Not here, they say. Not now. Not this nation, this beacon we have worked and fought so hard for. This nation defeats fascists; we don’t incubate them.
I saw this at the rally, how so many of the participants were in their sixties or older.
We remember.
And we laughed and danced and cheered at those who drove by, honking, and we remembered what it is to have community, to love your neighbor as yourself.
But although this latest rally was the largest government protest in American history, the crowds still aren’t large enough to convince the Rulers of the United States that we mean business when we say, NO KINGS. Some people think that marches—no matter how big—won’t matter to this regime.
Perhaps they are right.
Perhaps what we need is a nationwide general strike. Shut everything down. Make the financial pain on the billionaire class so sharp that they will have no choice but to stop shredding the Constitution and ignoring the law.

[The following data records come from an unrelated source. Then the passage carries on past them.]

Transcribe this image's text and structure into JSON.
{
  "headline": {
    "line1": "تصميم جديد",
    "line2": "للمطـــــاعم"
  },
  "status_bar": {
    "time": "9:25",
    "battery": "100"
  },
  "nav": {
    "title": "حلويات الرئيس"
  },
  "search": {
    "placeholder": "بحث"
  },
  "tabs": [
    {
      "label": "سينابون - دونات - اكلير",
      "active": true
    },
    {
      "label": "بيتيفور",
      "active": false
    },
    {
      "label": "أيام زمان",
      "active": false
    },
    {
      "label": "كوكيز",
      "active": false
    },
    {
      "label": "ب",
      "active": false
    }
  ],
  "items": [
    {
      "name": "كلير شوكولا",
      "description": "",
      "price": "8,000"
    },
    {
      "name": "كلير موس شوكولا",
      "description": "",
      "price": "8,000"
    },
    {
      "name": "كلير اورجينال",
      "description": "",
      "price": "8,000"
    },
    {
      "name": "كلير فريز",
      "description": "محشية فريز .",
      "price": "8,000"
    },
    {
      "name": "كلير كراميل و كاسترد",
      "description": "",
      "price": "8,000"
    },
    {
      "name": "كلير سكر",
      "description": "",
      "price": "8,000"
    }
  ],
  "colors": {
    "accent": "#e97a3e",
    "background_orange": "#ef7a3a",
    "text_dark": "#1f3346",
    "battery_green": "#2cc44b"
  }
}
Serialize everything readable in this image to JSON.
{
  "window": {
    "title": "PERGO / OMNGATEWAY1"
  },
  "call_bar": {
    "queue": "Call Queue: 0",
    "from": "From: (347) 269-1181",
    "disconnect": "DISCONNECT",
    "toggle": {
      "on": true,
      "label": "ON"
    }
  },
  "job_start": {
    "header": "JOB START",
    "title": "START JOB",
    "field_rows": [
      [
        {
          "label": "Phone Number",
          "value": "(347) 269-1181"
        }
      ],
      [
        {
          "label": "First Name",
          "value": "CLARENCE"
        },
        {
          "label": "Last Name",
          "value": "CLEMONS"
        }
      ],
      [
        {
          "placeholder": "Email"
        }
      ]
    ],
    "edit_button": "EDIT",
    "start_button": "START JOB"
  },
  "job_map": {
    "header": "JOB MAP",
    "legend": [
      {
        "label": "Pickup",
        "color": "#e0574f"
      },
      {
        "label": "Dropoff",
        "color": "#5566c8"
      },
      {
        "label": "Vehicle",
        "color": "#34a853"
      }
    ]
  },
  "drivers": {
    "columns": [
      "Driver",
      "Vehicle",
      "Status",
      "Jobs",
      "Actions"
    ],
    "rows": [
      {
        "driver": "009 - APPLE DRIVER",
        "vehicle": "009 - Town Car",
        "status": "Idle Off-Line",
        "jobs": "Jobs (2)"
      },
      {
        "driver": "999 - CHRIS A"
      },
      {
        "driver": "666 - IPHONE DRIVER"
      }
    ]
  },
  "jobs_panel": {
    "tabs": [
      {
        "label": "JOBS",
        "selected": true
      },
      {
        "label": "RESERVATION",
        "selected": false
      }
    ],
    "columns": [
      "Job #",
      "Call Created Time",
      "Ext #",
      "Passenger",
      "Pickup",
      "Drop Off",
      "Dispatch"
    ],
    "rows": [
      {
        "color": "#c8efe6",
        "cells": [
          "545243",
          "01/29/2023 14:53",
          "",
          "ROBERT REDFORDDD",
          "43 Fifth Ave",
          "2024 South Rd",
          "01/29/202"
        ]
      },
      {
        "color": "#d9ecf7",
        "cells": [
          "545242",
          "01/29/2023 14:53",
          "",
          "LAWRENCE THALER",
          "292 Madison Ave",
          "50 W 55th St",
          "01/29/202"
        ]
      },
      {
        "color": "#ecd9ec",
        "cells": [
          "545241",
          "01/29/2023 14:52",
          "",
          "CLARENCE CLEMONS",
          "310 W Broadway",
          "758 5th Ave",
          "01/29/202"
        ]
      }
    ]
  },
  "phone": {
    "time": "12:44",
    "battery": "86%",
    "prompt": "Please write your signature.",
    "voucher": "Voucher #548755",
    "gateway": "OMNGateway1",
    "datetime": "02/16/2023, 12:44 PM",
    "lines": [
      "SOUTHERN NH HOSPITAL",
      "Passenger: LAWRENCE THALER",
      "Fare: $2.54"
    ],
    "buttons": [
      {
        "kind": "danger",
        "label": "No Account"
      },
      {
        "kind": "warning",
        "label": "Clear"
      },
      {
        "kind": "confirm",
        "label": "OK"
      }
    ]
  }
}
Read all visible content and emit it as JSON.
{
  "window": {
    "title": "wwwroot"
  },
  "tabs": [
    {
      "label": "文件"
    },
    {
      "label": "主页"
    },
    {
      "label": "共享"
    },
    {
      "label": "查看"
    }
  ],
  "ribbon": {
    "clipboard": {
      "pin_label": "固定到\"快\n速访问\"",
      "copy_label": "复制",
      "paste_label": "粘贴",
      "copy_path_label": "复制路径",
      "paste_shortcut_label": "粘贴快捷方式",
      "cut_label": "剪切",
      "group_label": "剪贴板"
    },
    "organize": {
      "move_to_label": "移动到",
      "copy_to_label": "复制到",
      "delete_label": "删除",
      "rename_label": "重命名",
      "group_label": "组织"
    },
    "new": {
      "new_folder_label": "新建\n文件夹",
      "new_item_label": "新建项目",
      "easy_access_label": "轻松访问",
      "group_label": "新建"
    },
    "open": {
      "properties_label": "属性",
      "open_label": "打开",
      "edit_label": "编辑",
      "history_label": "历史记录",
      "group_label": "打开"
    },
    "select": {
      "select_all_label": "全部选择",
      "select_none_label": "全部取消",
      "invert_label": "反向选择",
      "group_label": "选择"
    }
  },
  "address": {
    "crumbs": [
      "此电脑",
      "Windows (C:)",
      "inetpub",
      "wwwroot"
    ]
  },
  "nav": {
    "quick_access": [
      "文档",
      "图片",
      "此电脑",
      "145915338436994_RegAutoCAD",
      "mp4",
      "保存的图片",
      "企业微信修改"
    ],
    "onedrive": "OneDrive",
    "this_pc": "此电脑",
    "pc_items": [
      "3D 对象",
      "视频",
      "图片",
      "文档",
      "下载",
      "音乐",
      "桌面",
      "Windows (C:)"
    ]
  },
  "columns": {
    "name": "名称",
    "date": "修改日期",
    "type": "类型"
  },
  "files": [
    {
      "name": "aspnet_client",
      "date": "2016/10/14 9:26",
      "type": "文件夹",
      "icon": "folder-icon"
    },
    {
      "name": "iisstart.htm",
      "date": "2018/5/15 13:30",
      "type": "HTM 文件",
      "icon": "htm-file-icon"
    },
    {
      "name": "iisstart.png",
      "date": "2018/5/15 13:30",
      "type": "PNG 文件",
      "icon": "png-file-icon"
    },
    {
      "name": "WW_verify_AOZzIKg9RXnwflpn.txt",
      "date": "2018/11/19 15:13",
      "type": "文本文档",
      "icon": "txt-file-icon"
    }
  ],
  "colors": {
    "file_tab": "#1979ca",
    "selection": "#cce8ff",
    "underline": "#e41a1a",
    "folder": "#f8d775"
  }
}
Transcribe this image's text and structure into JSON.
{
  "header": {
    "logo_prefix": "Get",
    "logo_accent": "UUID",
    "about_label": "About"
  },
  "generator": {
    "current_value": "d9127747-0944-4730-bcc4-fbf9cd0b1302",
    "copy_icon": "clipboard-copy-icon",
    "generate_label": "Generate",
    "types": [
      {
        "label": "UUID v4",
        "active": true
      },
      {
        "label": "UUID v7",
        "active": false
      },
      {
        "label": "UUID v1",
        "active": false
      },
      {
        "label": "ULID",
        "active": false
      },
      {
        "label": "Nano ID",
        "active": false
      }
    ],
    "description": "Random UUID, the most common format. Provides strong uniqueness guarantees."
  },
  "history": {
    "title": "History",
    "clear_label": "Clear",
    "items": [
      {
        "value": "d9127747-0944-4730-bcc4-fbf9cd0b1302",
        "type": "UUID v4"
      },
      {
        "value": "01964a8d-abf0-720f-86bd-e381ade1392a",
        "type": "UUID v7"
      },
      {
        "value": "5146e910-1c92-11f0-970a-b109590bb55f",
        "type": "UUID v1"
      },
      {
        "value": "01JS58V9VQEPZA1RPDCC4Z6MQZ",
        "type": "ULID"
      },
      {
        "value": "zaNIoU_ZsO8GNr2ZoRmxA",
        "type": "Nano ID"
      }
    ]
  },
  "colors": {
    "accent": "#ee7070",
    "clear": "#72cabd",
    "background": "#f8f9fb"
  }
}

Some people say the billionaires are so rich, they won’t care about that, either. That all we will do is hurt ourselves.
Maybe they’re right.
But these are starting places, and they are good and necessary.
Because the next logical step after a general strike is too horrible to contemplate.
A civil war today will look far different from the one in the 1860s. The weapons are different; the country is different. We’re bigger, more spread out. And the lines of demarcation are not so easily drawn. Our counties, communities, and sometimes even our families are a diverse mix of blue and red. A war would cleave us asunder—neighbor against neighbor, sister against brother.
That much hasn’t changed.
A war would inflict the kind of harm that takes generations to heal. And generations to forget. And we do forget, despite the reenactments and the memorials and the statues. It is this forgetting that empowers the next war, and the next.
We don’t have that kind of time anymore. The weapons of our warfare guarantee it. The warming, writhing planet guarantees it.
We meet this challenge NOW, or we lose our shot at a livable future.
So I ask: What is keeping you on the fence? You’re worried about your job? Your friends? Your kids?
Ask yourself that question—then ask what will become of your kids if you choose to stay silent.
And then leaf through the dusty pages of World War II—the pages that still cry, never forget!—and ask yourself if your silence is worth it.